Jim True-Frost, Cora Vander Broek, Ian Barford & Sally Murphy
Linda Vista
By Eugene Paul
Playwright
Tracy Letts and the Steppenwolf Company at their scathing best.
Linda
Vista, indeed. What’s so “Linda” about it? Okay, there’s more there than
meets the eye. Sure, designer Todd Rosenthal runs a city silhouette
overlaid with palm trees above his utterly mundane apartment that Wheeler
(Ian Barford) is moving into aided by his old bud Paul (Jim True-Frost), the
two them shlepping, shlepping while the house lights are still up and while the
late comers are still making pests of themselves squeezing past already
ensconced audience members. Director Dexter Bullard is pretty cool, his
wily Steppenwolf production already under weigh. We’ll get to figure out just
what’s so “Linda”. But he’s not going to flat out tell us.
His
actors, suitably addressed by designer Laura Bauer, are in process of
acclimating us, their audience, into seeing them more and more as
characters and less and less as actors which is a refreshing approach in view
of the fact that lots of audiences like to see their actors visibly acting. And
in this case, Wheeler is acting more smartass than usual to get beyond Paul’s
pro forma commiseration with Wheeler’s divorce. And hence, this apartment in
lieu of the house he had to give Kelly and their teen ager mystery of a son.

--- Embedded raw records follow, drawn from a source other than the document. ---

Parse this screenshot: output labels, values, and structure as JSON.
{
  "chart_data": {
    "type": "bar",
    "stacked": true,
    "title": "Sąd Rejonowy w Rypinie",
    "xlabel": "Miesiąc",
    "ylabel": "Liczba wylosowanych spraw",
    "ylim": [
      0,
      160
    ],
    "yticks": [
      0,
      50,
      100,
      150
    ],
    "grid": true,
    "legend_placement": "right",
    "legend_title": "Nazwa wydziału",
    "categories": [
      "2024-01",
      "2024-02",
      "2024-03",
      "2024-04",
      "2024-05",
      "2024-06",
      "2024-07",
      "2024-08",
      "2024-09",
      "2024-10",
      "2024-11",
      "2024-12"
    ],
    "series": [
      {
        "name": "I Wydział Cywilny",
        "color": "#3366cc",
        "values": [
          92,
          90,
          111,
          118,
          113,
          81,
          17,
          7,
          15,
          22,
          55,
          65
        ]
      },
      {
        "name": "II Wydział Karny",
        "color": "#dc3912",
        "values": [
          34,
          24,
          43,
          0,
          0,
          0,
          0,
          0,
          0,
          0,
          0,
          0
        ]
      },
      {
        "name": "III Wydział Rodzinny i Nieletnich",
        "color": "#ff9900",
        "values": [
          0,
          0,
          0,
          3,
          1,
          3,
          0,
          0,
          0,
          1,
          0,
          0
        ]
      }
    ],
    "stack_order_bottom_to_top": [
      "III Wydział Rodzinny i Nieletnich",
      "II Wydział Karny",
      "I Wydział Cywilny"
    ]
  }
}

Caroline Neff, Ian Barford & Troy West
And,
god, the money. He barely makes enough to feed himself in that half ass
job he had to scrounge. Works in a camera shop, repairing cameras. His
boss, Michael (Troy West) is the awesome epitome of the Dirty Old Man, so
of course, dirty Michael has hired Anita (Caroline Neff) as his totally
unnecessary clerk, her job qualification: big boobs.
We
are either laughing or gobsmacked by Wheeler’s vituperous blue zingers as
he unleashes a barrage of epithets every time he opens his mouth in his endless
flow of assessments of his life as a middle aged divorced man with no
prospects. Which gives Paul the tiny opportunity to suggest that perhaps
he might allow Paul and Margaret to fix him up with a date? No, not a
teeny bopper, Wheeler’s fifty, a friend of Margaret’s closer to Wheeler’s
age. A real woman.
Who
turns out to be Jules (Cora Vander Broek) when we meet Paul and his wife,
Margaret (Sally Murphy) with Wheeler in this sort of karaoke club, Wheeler
disparaging everything especially himself, to Jules, who happens to be a Life
Coach with a degree in Happiness. Which invites Wheeler’s wickedest wit no
end. Except that as they get drunker, they get more charming for each
other. With Jules and Wheeler ending up in his meh aparment fornicating happily
to exhaustion.
A
block away and a couple of nights away at another Broadway theater there’s more
naked copulation, also brought into the Great White Way from Off. Or
Off-Off. Or further. Is it part and parcel of the story being told, thus
being completely natural and an improved artistic depiction? If you move
yourself in that direction you have a wobbly position when Wheeler scratches
his bare ass for a laugh. And gets it. Making him Barford, the
actor, for the moment. This is not the time to consider the entire issue
of whether or not Broadway is cashing in on what the internet has
been cashing in on for quite a while, so playwright Tracy Letts,
thoroughly aware of all the ramifications if you’ll pardon the expression
carries on nobly.
Cora Vander Broek & Ian Barford
Well,
not quite nobly. We’re dealing with utter shit Wheeler, and have
been ready to bolt until Wheeler, in describing a moment that struck him to the
heart, turns into a human being, and we’re back, fully with him, and his
interpreter. Which might be a mistake. Because Wheeler, out of the goodness of
his –well, not heart, gives house room to poor Minnie (Chantal Thuy), who is
pregnant, broke, and twenty. And cute in a tough way. And totally wrong for
Wheeler at this mid-life crisis cliché. After all, Wheeler loves
Jules, Jules loves Wheeler. But Wheeler dumps Jules. He’s got Minnie. And
a potential baby, even though he hates his own kid.
Playwright
Letts is on a roll. He’s a proven master, being a terrific actor, of
writing scenes actors cannot help but revel in and in Wheeler he is either
exorcising demons or scaring himself to death because it’s such damn, venomous,
dangerous fun. And so, Minnie dumps Wheeler. Where do we go from there? Ah,
where do we go from there.
In
countless ways the Steppenwolf Company of actors under director Bullard’s
inspired acumen runs gamuts and they are superb, with or without clothes. And
Tracy Letts gives them a feast of words for ravishing us. But you’ll hate
yourself in the morning.
Linda Vista. At Helen Hayes Second Stage Theater, 240 West 44th
Street. Tickets: $79-$149. 212-239-6200. 2hrs, 30 min. Thru Nov 10.